Выбрать главу

Красноречие высоко ценится в демократических государствах, сдержанность и благоразумие — в монархиях.

Обычно чем больше советников, тем меньше свободы и разномыслия.

Чтобы пользоваться собственным рассудком, необходима недюжинная смелость.

То, что мы извлекаем из разговоров, в каком-то смысле важнее, чем то, что мы черпаем из книг.

Унижаясь, мы становимся мудрее.

Почти каждый человек, пусть это не покажется странным, считает себя маленьким божеством.

Люди острого ума всегда погружены в меланхолию.

Обычно свой долг перед Богом мы измеряем собственными нуждами и эмоциями.

Богу было угодно даровать человечеству энтузиазм, чтобы возместить отсутствие разума.

Гораздо важнее не что мы читаем, а как и с какой целью.

Если я жалуюсь на отсутствие поддержки, это верное свидетельство того, что я ее не заслуживаю.

Узкий круг чтения и общения — вот чем, мне кажется, гордятся больше всего!

Жизнь хорошего человека — это сатира на человечество, на человеческую зависть, злобу, неблагодарность.

Истинный джентльмен никогда не бывает сердечным другом.

Провидение распорядилось как всегда мудро: большинство профессий в образовании не нуждается.

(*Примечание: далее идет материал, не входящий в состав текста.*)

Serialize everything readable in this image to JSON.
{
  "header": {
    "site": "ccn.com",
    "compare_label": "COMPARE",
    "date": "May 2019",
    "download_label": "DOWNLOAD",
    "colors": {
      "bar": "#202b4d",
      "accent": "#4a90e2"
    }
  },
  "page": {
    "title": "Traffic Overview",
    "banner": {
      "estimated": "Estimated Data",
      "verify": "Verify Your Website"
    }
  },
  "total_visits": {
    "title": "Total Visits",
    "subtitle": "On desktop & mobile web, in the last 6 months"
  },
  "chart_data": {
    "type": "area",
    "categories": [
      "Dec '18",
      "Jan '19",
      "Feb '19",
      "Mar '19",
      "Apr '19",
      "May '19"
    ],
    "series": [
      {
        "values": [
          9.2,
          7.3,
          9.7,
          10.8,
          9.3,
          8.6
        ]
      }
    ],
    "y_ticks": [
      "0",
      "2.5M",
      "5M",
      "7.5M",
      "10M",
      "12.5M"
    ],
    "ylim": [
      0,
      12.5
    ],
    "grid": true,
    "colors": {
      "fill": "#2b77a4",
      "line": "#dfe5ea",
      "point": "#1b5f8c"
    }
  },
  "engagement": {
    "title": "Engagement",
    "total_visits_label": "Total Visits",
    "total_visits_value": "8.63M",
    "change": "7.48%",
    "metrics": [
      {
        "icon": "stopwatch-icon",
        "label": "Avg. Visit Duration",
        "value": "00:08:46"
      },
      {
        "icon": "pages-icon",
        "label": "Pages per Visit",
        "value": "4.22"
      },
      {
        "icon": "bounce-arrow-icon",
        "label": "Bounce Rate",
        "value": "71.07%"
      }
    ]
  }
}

У всякого умного человека лишь две страсти: алчность и тщеславие; остальное второстепенно и выводимо из этих двух.

Одолжения не сближают людей… тот, кто одолжение делает, не удостаивается благодарности; тот же, кому оно делается, не считает это одолжением.

Хороший человек имеет обыкновение тратить больше, чем он может себе позволить; брать в долг больше, чем он в состоянии отдать, обещать больше, чем он может выполнить, — в результате он часто представляется недобрым, несправедливым и скаредным.

Простых людей поражают невероятные явления; образованных же, напротив, пугает и озадачивает все самое простое, обыденное.

Последнее время я все чаще склоняюсь к мысли, что нам нужно не избавляться от сомнений (которых у нас не так уж много), а, напротив, учиться сомневаться.

Если плохой человек почему-то совершает хороший поступок, нам начинает казаться, что он не так уж и плох; если же допускает просчет хороший человек, мы склонны подозревать, что вся его доброта — чистое лицемерие.

Все наше образование рассчитано на показ — и соответственно стоит; оно редко простирается дальше языка.

В основе всех наших чувств лежат надежда и страх, ибо только они способны заглянуть в будущее… Поэтому если бы не было Провидения, не было бы и религии.

Умные люди умеют льстить так, что похвалы удостаивается не тот, кому лесть адресована, а сам льстец.

Истинные гении не только редко встречаются, но и редко используются по назначению. Надобность в гении возникает лишь в особых, экстраординарных случаях, в обычное же время он часто приносит не пользу, а вред…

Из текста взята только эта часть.